Professor Hugh Taylor, professor of Indigenous Eye Health at the University of Melbourne, told Insight the key to eliminating trachoma is to keep every child’s face clean.
The trachoma rate had fallen from 21% in 2008 to 4% in 2020 due to the distribution of antibiotics and health promotion, but those figures have plateaued in recent years.
Australia remains as the only developed country where trachoma is still endemic, mostly in remote indigenous communities.
“We need to address housing to get it across the line,” Taylor said.
“Hygiene is fundamental. The problem is the inability of children to access safe and functional washing facilities, at home and at school,” he said.
He said the Department of Education in Western Australia put soap in schools during COVID-19, but now the decision to provide soap is at the principal’s discretion.
Taylor said washing facilities in some schools in remote indigenous communities are locked, or damaged, making it impossible for children to wash their faces, and increasing the likelihood of infection or re-infection.

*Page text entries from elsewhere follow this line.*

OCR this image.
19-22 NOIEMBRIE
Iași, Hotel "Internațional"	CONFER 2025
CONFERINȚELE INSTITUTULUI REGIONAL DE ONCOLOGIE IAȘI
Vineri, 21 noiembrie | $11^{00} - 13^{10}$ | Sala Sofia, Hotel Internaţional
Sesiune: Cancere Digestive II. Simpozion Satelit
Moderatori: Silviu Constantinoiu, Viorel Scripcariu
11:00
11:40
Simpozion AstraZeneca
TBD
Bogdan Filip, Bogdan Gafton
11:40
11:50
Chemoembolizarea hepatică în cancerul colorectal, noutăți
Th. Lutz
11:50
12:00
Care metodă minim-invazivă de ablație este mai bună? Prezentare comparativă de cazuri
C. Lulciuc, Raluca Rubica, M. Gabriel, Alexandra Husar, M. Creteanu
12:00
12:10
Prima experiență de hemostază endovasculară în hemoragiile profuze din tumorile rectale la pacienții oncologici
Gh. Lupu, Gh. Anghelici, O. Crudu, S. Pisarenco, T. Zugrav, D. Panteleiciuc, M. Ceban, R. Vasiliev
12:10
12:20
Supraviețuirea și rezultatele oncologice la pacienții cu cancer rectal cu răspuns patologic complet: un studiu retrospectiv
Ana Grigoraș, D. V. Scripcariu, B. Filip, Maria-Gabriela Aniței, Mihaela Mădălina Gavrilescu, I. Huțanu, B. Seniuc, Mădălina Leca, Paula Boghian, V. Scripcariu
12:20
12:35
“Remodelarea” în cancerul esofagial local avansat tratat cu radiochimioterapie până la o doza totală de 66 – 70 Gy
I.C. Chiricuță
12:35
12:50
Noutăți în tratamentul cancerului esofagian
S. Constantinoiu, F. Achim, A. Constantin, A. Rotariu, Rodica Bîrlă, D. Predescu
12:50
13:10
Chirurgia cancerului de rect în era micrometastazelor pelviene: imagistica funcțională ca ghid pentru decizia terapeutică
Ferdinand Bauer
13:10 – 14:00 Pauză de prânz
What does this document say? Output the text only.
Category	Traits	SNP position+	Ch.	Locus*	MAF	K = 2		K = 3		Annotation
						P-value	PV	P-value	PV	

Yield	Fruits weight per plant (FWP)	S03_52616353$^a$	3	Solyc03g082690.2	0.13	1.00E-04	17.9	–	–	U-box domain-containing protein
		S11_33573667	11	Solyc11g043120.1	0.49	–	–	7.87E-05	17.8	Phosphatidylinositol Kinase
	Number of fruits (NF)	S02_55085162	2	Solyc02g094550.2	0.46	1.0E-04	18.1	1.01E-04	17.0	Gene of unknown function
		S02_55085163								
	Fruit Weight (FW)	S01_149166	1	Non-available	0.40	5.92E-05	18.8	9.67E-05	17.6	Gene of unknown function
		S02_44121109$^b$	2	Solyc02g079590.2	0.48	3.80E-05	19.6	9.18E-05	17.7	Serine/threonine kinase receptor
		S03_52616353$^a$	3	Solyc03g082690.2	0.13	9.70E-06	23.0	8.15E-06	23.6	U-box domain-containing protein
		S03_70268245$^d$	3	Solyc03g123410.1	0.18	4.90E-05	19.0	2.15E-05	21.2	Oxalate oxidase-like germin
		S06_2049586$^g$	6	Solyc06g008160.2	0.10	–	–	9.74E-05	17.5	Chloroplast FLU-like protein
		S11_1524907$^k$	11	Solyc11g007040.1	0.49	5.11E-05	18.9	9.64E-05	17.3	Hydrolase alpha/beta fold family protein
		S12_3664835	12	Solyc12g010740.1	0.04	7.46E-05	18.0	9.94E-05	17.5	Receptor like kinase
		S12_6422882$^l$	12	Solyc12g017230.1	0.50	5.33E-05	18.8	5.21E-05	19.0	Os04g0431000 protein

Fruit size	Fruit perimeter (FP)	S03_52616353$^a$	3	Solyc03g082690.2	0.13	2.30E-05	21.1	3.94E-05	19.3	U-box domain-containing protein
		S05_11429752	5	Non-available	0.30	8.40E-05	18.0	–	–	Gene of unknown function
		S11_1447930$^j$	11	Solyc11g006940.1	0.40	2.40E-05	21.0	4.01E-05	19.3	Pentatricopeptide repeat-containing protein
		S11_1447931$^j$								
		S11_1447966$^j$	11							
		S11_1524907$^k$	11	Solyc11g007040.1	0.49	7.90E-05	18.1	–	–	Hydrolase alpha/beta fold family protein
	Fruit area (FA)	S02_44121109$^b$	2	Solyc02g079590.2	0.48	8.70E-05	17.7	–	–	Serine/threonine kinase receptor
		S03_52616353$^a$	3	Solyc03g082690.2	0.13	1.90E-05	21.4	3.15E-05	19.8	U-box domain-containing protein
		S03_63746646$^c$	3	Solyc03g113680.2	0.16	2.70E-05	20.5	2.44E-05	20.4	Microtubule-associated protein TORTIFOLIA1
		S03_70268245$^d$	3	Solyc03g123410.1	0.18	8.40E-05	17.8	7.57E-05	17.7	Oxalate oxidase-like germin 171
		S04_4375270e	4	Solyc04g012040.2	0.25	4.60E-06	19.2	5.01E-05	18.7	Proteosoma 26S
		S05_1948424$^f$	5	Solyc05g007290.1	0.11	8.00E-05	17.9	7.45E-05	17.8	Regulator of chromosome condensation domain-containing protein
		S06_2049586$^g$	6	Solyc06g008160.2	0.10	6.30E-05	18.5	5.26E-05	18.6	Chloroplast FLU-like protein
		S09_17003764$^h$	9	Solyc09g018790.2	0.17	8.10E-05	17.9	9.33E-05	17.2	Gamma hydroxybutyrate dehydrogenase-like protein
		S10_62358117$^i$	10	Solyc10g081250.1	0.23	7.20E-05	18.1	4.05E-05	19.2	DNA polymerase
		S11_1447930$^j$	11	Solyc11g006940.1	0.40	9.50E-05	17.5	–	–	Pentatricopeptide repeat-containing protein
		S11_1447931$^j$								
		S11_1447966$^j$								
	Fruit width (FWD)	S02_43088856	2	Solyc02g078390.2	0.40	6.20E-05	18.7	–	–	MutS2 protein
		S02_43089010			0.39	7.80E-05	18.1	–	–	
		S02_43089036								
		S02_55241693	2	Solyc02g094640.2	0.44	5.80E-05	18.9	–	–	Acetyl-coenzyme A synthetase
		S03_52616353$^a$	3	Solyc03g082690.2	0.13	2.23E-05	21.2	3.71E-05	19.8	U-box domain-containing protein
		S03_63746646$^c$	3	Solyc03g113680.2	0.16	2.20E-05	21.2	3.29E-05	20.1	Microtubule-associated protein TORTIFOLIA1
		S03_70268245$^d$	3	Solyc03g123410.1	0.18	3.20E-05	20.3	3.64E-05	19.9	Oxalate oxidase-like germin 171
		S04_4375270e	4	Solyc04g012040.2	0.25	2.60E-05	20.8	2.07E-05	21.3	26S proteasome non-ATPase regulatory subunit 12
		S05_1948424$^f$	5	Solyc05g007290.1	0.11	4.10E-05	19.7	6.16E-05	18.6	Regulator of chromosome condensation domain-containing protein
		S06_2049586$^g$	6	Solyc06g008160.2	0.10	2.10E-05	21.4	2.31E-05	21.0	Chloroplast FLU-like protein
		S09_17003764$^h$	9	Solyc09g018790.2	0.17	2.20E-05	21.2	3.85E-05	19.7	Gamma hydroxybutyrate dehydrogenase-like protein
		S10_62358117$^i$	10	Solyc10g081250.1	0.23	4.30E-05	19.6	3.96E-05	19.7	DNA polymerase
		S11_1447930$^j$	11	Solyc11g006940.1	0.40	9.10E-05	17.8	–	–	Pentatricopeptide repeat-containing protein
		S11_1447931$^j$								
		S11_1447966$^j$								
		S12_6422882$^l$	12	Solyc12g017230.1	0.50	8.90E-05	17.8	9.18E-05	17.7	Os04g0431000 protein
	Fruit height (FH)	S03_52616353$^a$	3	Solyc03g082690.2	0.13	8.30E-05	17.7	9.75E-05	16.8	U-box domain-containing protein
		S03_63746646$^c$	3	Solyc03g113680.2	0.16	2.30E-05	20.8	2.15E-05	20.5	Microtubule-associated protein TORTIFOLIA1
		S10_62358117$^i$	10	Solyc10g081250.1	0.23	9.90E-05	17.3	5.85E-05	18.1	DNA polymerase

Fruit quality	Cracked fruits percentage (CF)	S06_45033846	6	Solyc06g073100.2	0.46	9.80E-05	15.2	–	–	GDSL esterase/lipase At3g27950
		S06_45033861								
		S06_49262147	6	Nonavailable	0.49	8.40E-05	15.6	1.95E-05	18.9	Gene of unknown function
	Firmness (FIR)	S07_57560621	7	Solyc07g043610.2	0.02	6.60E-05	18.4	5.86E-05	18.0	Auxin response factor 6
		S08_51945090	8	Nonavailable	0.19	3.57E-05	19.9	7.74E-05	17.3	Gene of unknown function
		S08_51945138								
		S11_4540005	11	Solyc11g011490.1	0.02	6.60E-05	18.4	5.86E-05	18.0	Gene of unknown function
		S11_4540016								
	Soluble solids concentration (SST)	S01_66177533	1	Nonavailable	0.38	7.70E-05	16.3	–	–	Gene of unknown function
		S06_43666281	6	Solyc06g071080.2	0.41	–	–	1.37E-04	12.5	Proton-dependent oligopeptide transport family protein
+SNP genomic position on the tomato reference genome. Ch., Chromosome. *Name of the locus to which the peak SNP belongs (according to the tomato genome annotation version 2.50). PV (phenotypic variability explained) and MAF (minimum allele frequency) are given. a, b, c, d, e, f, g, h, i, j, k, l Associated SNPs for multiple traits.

In terms of washing facilities in houses, Taylor said tenants were generally prohibited from performing repairs on a broken tap, blocked drain or a leaky pipe.
“They typically have to wait three to six months for a repairman. So families move in next door, which leads to over-crowding, and increases the risk of infection spreading,” he said.
Trachoma is not the only disease affected by sub-par washing facilities; ear and skin infections can also spread as a result of lack of hygiene.
Speaking on ABC radio in December, Taylor told listeners that the missed 2020 target was mostly due to poor housing and hygiene.
“There has not been the attention put on preventing the transmission of infection by good hygiene and we really need to focus on safe and functional bathroom and washing facilities,” Taylor said.
There are about 24 communities in Central Australia where more than 20% of children have the condition.
According to Taylor, a housing maintenance officer in each community who could make prompt home repairs “would make a huge difference”.
“COVID-19 has highlighted the importance of the power of the community-controlled sector, and we are advocating for a community-controlled approach to housing repairs and maintenance in Australia’s remote indigenous communities, to perform minor repairs promptly so access to washing facilities is not compromised,” he told Insight.